IGFBP1 orchestrates metabolic reprogramming to drive clear cell renal cell carcinoma progression through NR1H4-mediated lipid homeostasis disruption.

The hallmark lipid accumulation phenotype observed in clear cell renal cell carcinoma (ccRCC) serves as a critical pathophysiological driver of tumor progression. Our investigation revealed that IGFBP1 expression was significantly elevated in ccRCC versus matched normal renal tissues, with increased levels correlating with poorer patient survival outcomes. IGFBP1 knockdown not only suppressed tumor proliferation and invasiveness in vitro but also provoked substantial lipidomic remodeling, as validated through comprehensive lipidomic profiling.

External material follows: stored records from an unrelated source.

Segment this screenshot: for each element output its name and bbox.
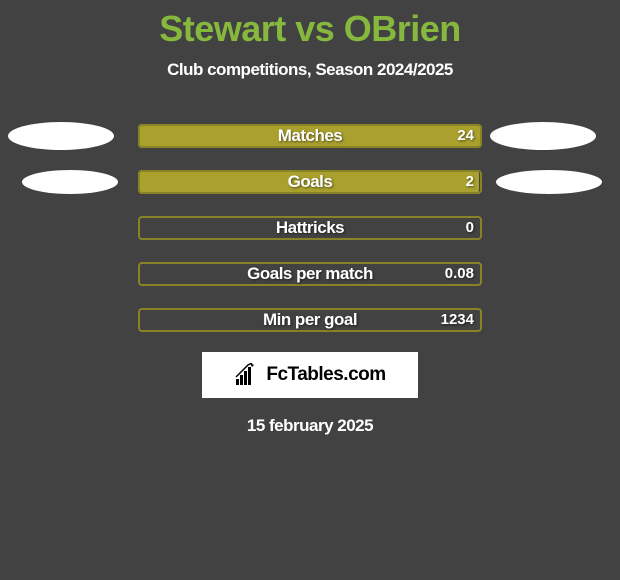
stat-row: Goals per match0.08 (0, 260, 620, 288)
player-right-marker (496, 170, 602, 194)
stat-bar: Min per goal1234 (138, 308, 482, 332)
stat-value: 0.08 (445, 262, 474, 286)
stat-row: Min per goal1234 (0, 306, 620, 334)
stat-value: 1234 (441, 308, 474, 332)
logo-box: FcTables.com (202, 352, 418, 398)
player-left-marker (8, 122, 114, 150)
stat-bar: Hattricks0 (138, 216, 482, 240)
stat-value: 24 (457, 124, 474, 148)
stat-label: Goals per match (138, 262, 482, 286)
player-left-marker (22, 170, 118, 194)
stat-label: Hattricks (138, 216, 482, 240)
stat-row: Goals2 (0, 168, 620, 196)
stat-bar: Goals2 (138, 170, 482, 194)
stat-row: Hattricks0 (0, 214, 620, 242)
stats-bars-container: Matches24 Goals2 Hattricks0 Goals per match… (0, 122, 620, 334)
stat-label: Matches (138, 124, 482, 148)
stat-value: 0 (466, 216, 474, 240)
logo-content: FcTables.com (234, 363, 385, 387)
page-title: Stewart vs OBrien (0, 0, 620, 50)
stat-label: Min per goal (138, 308, 482, 332)
date-text: 15 february 2025 (0, 416, 620, 436)
stat-row: Matches24 (0, 122, 620, 150)
stat-label: Goals (138, 170, 482, 194)
logo-text: FcTables.com (266, 364, 385, 386)
stat-bar: Matches24 (138, 124, 482, 148)
fctables-logo-icon (234, 363, 262, 387)
stat-value: 2 (466, 170, 474, 194)
player-right-marker (490, 122, 596, 150)
subtitle: Club competitions, Season 2024/2025 (0, 60, 620, 80)
stat-bar: Goals per match0.08 (138, 262, 482, 286)
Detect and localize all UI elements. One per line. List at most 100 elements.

Specifically, IGFBP1-deficient cells demonstrated marked reductions in triglycerides (TGs), diacylglycerols (DAGs), free fatty acids (FFA), and cholesterol esters (CEs), thereby establishing IGFBP1 as a key regulator of the metabolic derangements' characteristic of ccRCC pathogenesis. Mechanistic exploration identified NR1H4 as a potential transcriptional regulator operating downstream of IGFBP1-mediated signaling pathways. A thorough interrogation of these pathways established mechanistic links between IGFBP1 activity and endoplasmic reticulum stress, revealing an integrated network that coordinates lipid homeostasis within malignant renal epithelium. These findings substantiated the role of IGFBP1 as a central node in the metabolic reprogramming associated with ccRCC and propose actionable targets for therapeutic intervention through modulation of lipid metabolic pathways.